BC Supreme Court Confrims Strict Adherence Necessary to Trigger Rule 37B

Reasons for judgement were released this week by the BC Supreme Court confirming that strict adherence to the requirements of Rule 37B are necessary for a pre-trial settlement offer to trigger costs consequences. In this week’s case (Wormell v. Hagen) the Third Party to the lawsuit made a pre trial offer stating “the Third Party offers to settle the Defendant’s claim(s) for any contribution or relief from the Third Party in this proceeding on the following terms: Dismissal of the Third Party Notice; and costs in accordance with Rule 37(22) and (37)”

After trial the Defendant’s claims against the third party were dismissed.  The Third Party brought an application for double costs under Rule 37B as they beat their pre-trial settlement offer.  Mr. Justice Goepel refused to order double costs holding that the pre-trial settlement offer did not comply with the strict requirements of Rule 37B thereby giving the Court no authority under the Rule.

Mr. Justice Goepel reasoned as follows:

[5] Rule 37 was repealed by B.C. Reg. 130/2008, effective July 1, 2008.  At that time Rule 37 was replaced by Rule 37(b) which provides that:

37B(1) In this rule, “offer to settle” means

(a)      an offer to settle made and delivered before July 2, 2008 under Rule 37, as that rule read on the date of the offer to settle, and in relation to which no order was made under that rule,

(b)      an offer of settlement made and delivered before July 2, 2008 under Rule 37A, as that rule read on the date of the offer of settlement, and in relation to which no order was made under that rule, or

(c)      an offer to settle, made after July 1, 2008, that

(i)         is made in writing by a party to a proceeding,

(ii)        has been delivered to all parties of record, and

(iii)       contains that following sentence: “The … [name of the party making the offer]… reserves the right to bring this offer to the attention of the court for consideration in relation to costs after the court has rendered judgment on all other issues in this proceeding.” [B.C. Reg. 130/2008, s. 1]

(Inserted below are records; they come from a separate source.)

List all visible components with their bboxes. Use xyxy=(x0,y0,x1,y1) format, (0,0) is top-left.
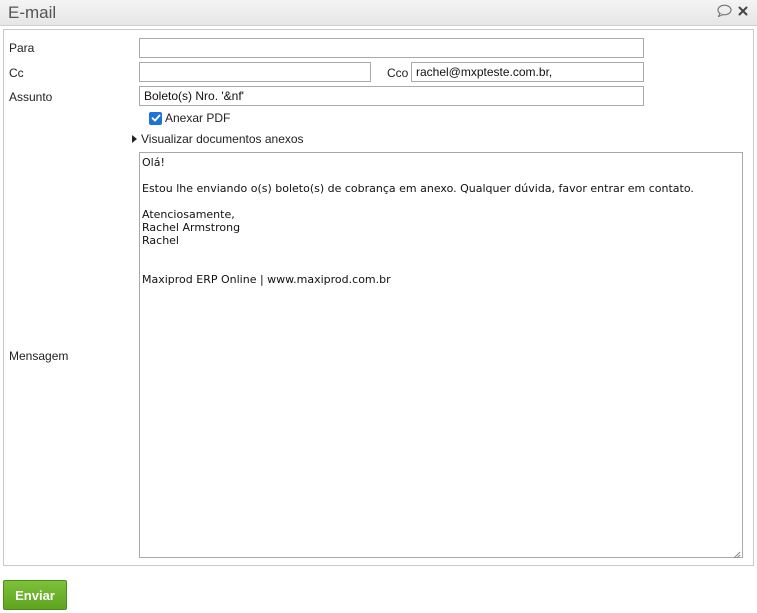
expand-triangle-icon xyxy=(132,135,137,143)
para-label: Para xyxy=(9,41,35,55)
cco-label: Cco xyxy=(387,66,409,80)
chat-bubble-icon[interactable] xyxy=(716,4,732,18)
para-input[interactable] xyxy=(139,38,644,58)
close-icon[interactable] xyxy=(738,6,748,16)
email-form: Para Cc Cco Assunto Anexar PDF Visualiza… xyxy=(3,29,754,566)
email-dialog: E-mail Para Cc Cco Assunto xyxy=(0,0,757,613)
view-attachments-label[interactable]: Visualizar documentos anexos xyxy=(141,132,304,146)
title-icons xyxy=(716,4,748,18)
title-bar: E-mail xyxy=(0,0,757,26)
cc-input[interactable] xyxy=(139,62,371,82)
resize-grip-icon[interactable] xyxy=(733,548,752,564)
cco-input[interactable] xyxy=(411,62,644,82)
attach-pdf-label[interactable]: Anexar PDF xyxy=(165,111,230,125)
cc-label: Cc xyxy=(9,66,24,80)
attach-pdf-option[interactable]: Anexar PDF xyxy=(149,111,230,125)
checkmark-icon xyxy=(151,114,160,122)
mensagem-label: Mensagem xyxy=(9,349,69,363)
send-button[interactable]: Enviar xyxy=(3,580,67,610)
attach-pdf-checkbox[interactable] xyxy=(149,111,162,125)
assunto-label: Assunto xyxy=(9,90,53,104)
dialog-title: E-mail xyxy=(8,3,57,22)
view-attachments-toggle[interactable]: Visualizar documentos anexos xyxy=(132,132,304,146)
message-textarea[interactable]: Olá! Estou lhe enviando o(s) boleto(s) d… xyxy=(139,152,743,558)
assunto-input[interactable] xyxy=(139,86,644,106)
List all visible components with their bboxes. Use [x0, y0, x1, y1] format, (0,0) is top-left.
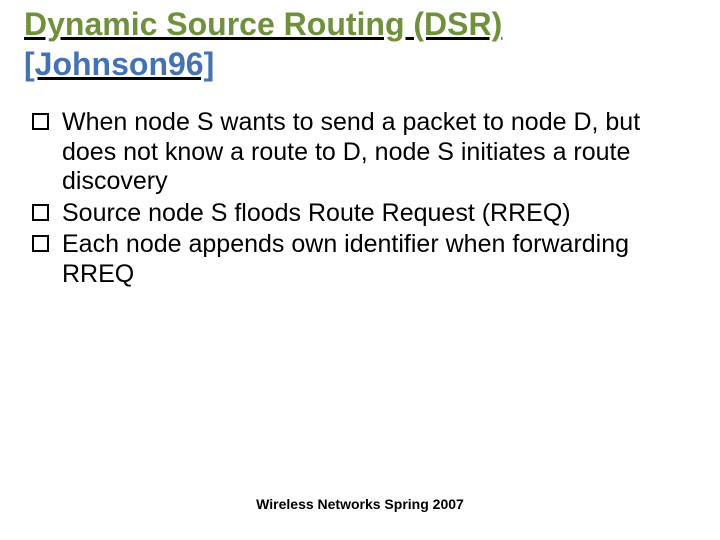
list-item: Each node appends own identifier when fo…	[32, 230, 688, 289]
slide-footer: Wireless Networks Spring 2007	[0, 496, 720, 512]
list-item: Source node S floods Route Request (RREQ…	[32, 199, 688, 229]
slide-title: Dynamic Source Routing (DSR) [Johnson96]	[24, 4, 696, 84]
square-bullet-icon	[32, 204, 49, 221]
square-bullet-icon	[32, 235, 49, 252]
title-line-1: Dynamic Source Routing (DSR)	[24, 6, 502, 42]
slide: Dynamic Source Routing (DSR) [Johnson96]…	[0, 0, 720, 540]
bullet-text: Each node appends own identifier when fo…	[62, 230, 629, 288]
title-line-2: [Johnson96]	[24, 46, 214, 82]
list-item: When node S wants to send a packet to no…	[32, 108, 688, 197]
square-bullet-icon	[32, 113, 49, 130]
bullet-text: When node S wants to send a packet to no…	[62, 108, 640, 195]
bullet-text: Source node S floods Route Request (RREQ…	[62, 199, 571, 227]
bullet-list: When node S wants to send a packet to no…	[24, 108, 696, 289]
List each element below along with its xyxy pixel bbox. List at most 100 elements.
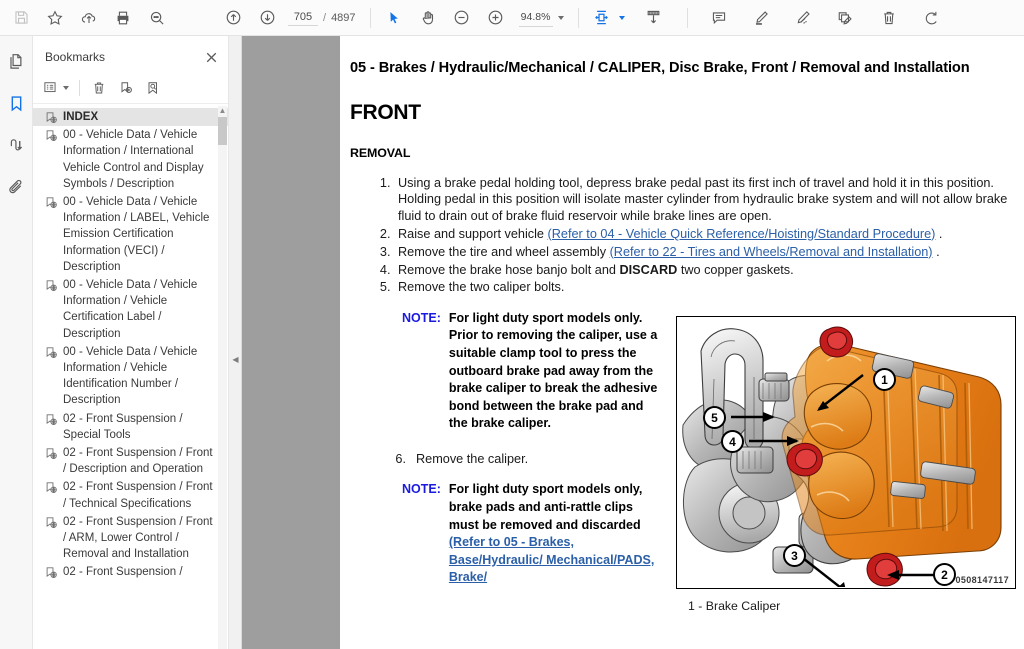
bookmarks-tree[interactable]: ▲ INDEX 00 - Vehicle Data / Vehicle Infor… (33, 104, 228, 649)
step-text: Using a brake pedal holding tool, depres… (398, 176, 1008, 223)
bookmark-item[interactable]: 00 - Vehicle Data / Vehicle Information … (33, 126, 228, 193)
bookmark-options-button[interactable] (39, 76, 73, 100)
document-link[interactable]: (Refer to 04 - Vehicle Quick Reference/H… (548, 227, 936, 241)
step-text: Remove the tire and wheel assembly (398, 244, 610, 259)
fit-width-dropdown[interactable] (585, 3, 625, 33)
toolbar-annotation-group (702, 3, 948, 33)
undo-button[interactable] (914, 3, 948, 33)
step-6-text: Remove the caliper. (416, 452, 529, 466)
bookmark-item[interactable]: 02 - Front Suspension / Front / Descript… (33, 444, 228, 478)
bookmark-page-icon (45, 447, 58, 461)
bookmark-item[interactable]: 00 - Vehicle Data / Vehicle Information … (33, 193, 228, 276)
bookmark-item[interactable]: 00 - Vehicle Data / Vehicle Information … (33, 276, 228, 343)
step-text: . (932, 244, 940, 259)
note-2-link[interactable]: (Refer to 05 - Brakes, Base/Hydraulic/ M… (449, 535, 654, 584)
bookmark-item[interactable]: 02 - Front Suspension / Front / ARM, Low… (33, 513, 228, 564)
sidebar-attachments[interactable] (3, 174, 29, 200)
search-button[interactable] (140, 3, 174, 33)
callout-1: 1 (873, 368, 896, 391)
select-tool-button[interactable] (377, 3, 411, 33)
document-link[interactable]: (Refer to 22 - Tires and Wheels/Removal … (610, 245, 933, 259)
scrollbar-thumb[interactable] (218, 117, 227, 145)
scroll-up-arrow[interactable]: ▲ (218, 106, 227, 115)
highlight-button[interactable] (744, 3, 778, 33)
bookmarks-panel-header: Bookmarks (33, 42, 228, 72)
step-text: two copper gaskets. (677, 262, 794, 277)
save-button[interactable] (4, 3, 38, 33)
bookmarks-panel: Bookmarks ▲ INDEX 00 - Vehicle Data / Ve… (33, 36, 229, 649)
bookmark-page-icon (45, 196, 58, 210)
comment-button[interactable] (702, 3, 736, 33)
toolbar-navigation-group: 705 / 4897 (216, 3, 360, 33)
sidebar-signature[interactable] (3, 132, 29, 158)
scroll-mode-button[interactable] (637, 3, 671, 33)
figure-caption: 1 - Brake Caliper (688, 599, 781, 613)
hand-tool-button[interactable] (411, 3, 445, 33)
step-text: Raise and support vehicle (398, 226, 548, 241)
previous-page-button[interactable] (216, 3, 250, 33)
zoom-level-dropdown[interactable]: 94.8% (518, 9, 564, 27)
bookmark-page-icon (45, 413, 58, 427)
collapse-panel-handle[interactable]: ◀ (231, 348, 240, 370)
add-bookmark-star-button[interactable] (38, 3, 72, 33)
draw-button[interactable] (786, 3, 820, 33)
page-indicator: 705 / 4897 (288, 9, 356, 26)
bookmark-item[interactable]: 02 - Front Suspension / Front / Technica… (33, 478, 228, 512)
figure-id-code: 0508147117 (955, 575, 1009, 585)
bookmark-page-icon (45, 516, 58, 530)
panel-splitter[interactable]: ◀ (229, 36, 242, 649)
sidebar-bookmarks[interactable] (3, 90, 29, 116)
bookmark-item[interactable]: 00 - Vehicle Data / Vehicle Information … (33, 343, 228, 410)
callout-3: 3 (783, 544, 806, 567)
bookmark-item-label: INDEX (63, 111, 99, 123)
note-block-1: NOTE: For light duty sport models only. … (402, 310, 664, 433)
close-icon[interactable] (202, 48, 220, 66)
zoom-out-button[interactable] (445, 3, 479, 33)
toolbar-file-group (0, 3, 174, 33)
bookmark-item-label: 02 - Front Suspension / Front / ARM, Low… (63, 515, 213, 561)
bookmarks-toolbar-divider (79, 79, 80, 96)
sidebar-page-thumbnails[interactable] (3, 48, 29, 74)
callout-2: 2 (933, 563, 956, 586)
document-viewport[interactable]: 05 - Brakes / Hydraulic/Mechanical / CAL… (242, 36, 1024, 649)
fit-width-icon[interactable] (585, 3, 619, 33)
note-text-2: For light duty sport models only, brake … (449, 481, 664, 587)
current-page-input[interactable]: 705 (288, 9, 318, 26)
note-text: For light duty sport models only. Prior … (448, 310, 658, 431)
bookmark-item[interactable]: INDEX (33, 108, 228, 127)
removal-step: Remove the brake hose banjo bolt and DIS… (394, 262, 1020, 278)
bookmark-item-label: 00 - Vehicle Data / Vehicle Information … (63, 196, 210, 273)
bookmarks-panel-title: Bookmarks (45, 50, 106, 64)
stamp-button[interactable] (828, 3, 862, 33)
removal-step: Remove the two caliper bolts. (394, 279, 1020, 295)
bookmark-item[interactable]: 02 - Front Suspension / (33, 563, 228, 581)
delete-button[interactable] (872, 3, 906, 33)
find-bookmark-button[interactable] (140, 76, 166, 100)
toolbar-view-group: 94.8% (377, 3, 564, 33)
removal-step: Remove the tire and wheel assembly (Refe… (394, 244, 1020, 260)
left-sidebar-rail (0, 36, 33, 649)
bookmark-item-label: 00 - Vehicle Data / Vehicle Information … (63, 279, 198, 340)
pdf-reader-window: 705 / 4897 94.8% Bookmarks ▲ INDEX 00 - … (0, 0, 1024, 649)
pdf-page: 05 - Brakes / Hydraulic/Mechanical / CAL… (340, 36, 1024, 649)
callout-5: 5 (703, 406, 726, 429)
bookmarks-scrollbar[interactable]: ▲ (218, 106, 227, 649)
zoom-in-button[interactable] (479, 3, 513, 33)
upload-cloud-button[interactable] (72, 3, 106, 33)
section-title: FRONT (350, 101, 421, 124)
bookmark-item-label: 02 - Front Suspension / Special Tools (63, 412, 183, 441)
bookmark-page-icon (45, 279, 58, 293)
subsection-title: REMOVAL (350, 146, 411, 160)
bookmark-item-label: 00 - Vehicle Data / Vehicle Information … (63, 129, 204, 190)
bookmark-page-icon (45, 346, 58, 360)
add-bookmark-button[interactable] (113, 76, 139, 100)
chevron-down-icon-bm (63, 85, 69, 90)
print-button[interactable] (106, 3, 140, 33)
delete-bookmark-button[interactable] (86, 76, 112, 100)
bookmark-item[interactable]: 02 - Front Suspension / Special Tools (33, 410, 228, 444)
page-title: 05 - Brakes / Hydraulic/Mechanical / CAL… (350, 60, 970, 76)
bookmarks-toolbar (33, 72, 228, 104)
toolbar-divider-2 (577, 7, 579, 28)
next-page-button[interactable] (250, 3, 284, 33)
step-6-number: 6. (395, 452, 406, 466)
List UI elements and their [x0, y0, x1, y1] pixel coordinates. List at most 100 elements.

[6] The offer served by Mr. Moses on the defendant does not contain the wording required in Rule 37B(1)(c)(iii)…

[7] In Lau v. Rai, 2009 BCSC 696, Powers J. considered the effect of a non-compliant offer and held that a non-compliant offer did not constitute an “offer to settle” as defined under Rule 37B.

[8] I agree with Powers J.’s conclusion.  “Offer to settle” is a defined term.  A proposal concerning costs made subsequent to July 1, 2008 that does not comply with the provisions of Rule 37B(1)(c) is not an “offer to settle” as defined in the Rules and does not trigger the cost options set out in Rule 37B(5).

[9] In the result, therefore, the third party’s application for double costs is dismissed.  I confirm the cost order set out in para. 144 of my initial reasons.  The defendant is entitled to the cost of this application to be set off against the costs otherwise awarded to the third parties.  As the third parties were both represented by the same counsel at trial and took the same positions with respect to defending the third party claim the third parties are collectively only entitled to one set of costs:  Malik v. State Petroleum Corp., 2009 BCSC 115.